“没事,应该是有点炎症。”简宁烫着杯子也没看他,嘴里道:“我已经给了他几片消炎药,再熬点药给他们,让他们几个都喝点,一天干那么久的活,他们有时候可能习惯憋着不去上……”
简宁忽打住,她猛发现自己没有给他们几个定休息日。
这可不成!
每月不说休八天,四天总是要休的,她可不是黑心的老板,怎能这样压榨别人的血汗。
真是该死,居然把这么重要的事给忘了!
“你,在想什么?”
丁有田见她话没说完,蹙眉像在想事情,不觉问道。
“我们忘了给他们制定休息日。”
“休息日?”丁有田略一沉吟,“是指的休沐吧?”
简宁“嗯”了声。
丁有田笑了,雇工从来没有休沐一说,有事或生病了跟东家告假便是。东家准你一天假,不扣你工钱,已属仁义。摊上黑心点的东家,扣你一天工钱,你也无话可说;你若不满,直接给你解雇了。
毕竟没人愿意丢掉一份好差事。
他跟简宁说后,简宁摇头:“这可不行,不说都是一个村子的,就算雇的都是陌生人,也没有这样压榨别人的道理。”
“一周休一天吧。”简宁道。
“一周?”
丁有田眉一扬,表示不解。
“就是七曜。”
古代人把一周叫做七曜,星期一是月曜日,星期二是火曜日,星期三是水曜日,星期四是木曜日,星期五是金曜日,星期六是土曜日。
指日、月、及五大行星等七个主要星体。
“我们那七天叫一周,或一星期,一个月就叫一个月,不会说正月、柳月、端月什么的,只有农历,也就是旧历才有这些说法。”

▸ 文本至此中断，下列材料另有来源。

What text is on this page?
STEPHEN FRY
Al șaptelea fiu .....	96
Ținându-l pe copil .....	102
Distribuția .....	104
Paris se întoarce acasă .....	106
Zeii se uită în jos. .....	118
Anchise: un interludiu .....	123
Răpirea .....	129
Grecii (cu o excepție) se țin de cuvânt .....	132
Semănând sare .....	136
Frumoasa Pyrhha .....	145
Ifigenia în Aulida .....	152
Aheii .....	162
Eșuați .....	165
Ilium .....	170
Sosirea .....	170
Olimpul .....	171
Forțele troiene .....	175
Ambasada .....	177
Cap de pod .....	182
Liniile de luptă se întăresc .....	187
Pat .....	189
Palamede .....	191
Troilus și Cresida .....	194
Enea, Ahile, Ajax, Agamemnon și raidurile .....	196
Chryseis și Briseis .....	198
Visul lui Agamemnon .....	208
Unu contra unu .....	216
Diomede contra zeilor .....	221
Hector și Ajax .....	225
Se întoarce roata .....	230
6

“哦,可一周休一天,一月下来就是四天,怕是会延误交货期,咱们就得赔钱了。”
丁有田接受能力超强,一下就改了口。
“不是同时休,只要不是有什么特殊情况,一天只能休一人,这样剩下的人也能转得开,不是还有秋哥帮着吗。”
“懂了,轮换着休,这倒是可以,那就听娘…听你的便是。”
简宁斜目,笑道:“你叫我娘我正准备应了呢。”
“无妨,应便是。”丁有田唇角勾起一抹坏笑,“只不过你若应了我可是要吃……”
见简宁手动了,他及时打住,并往后闪退了半步。
“小心你的狗头!”简宁扬扬锅铲,冲他张牙舞爪道。
“我说了什么,我什么也没说啊。”
臭流氓!别以为她不知道他方才想说什么,简宁恶狠狠地剜他眼,揭开锅盖,把泡好的莎草放了进去。
盖上锅盖,她转目,见丁有田还勾唇站在那看着自己,她耳根一红,“还不给我死远一点!”
“我若死了,你可成了寡妇。”他忍笑转身,走到门口又打转,“差点忘了,太傅说运送琉璃的车队和工匠这两日便会到,你看咱们家要不要改个琉璃天窗,这样屋子里会亮堂许多。”
丁有田原来去县里应试童生,见过一间书肆用的是琉璃天窗,整间屋子光线极好,很是亮堂。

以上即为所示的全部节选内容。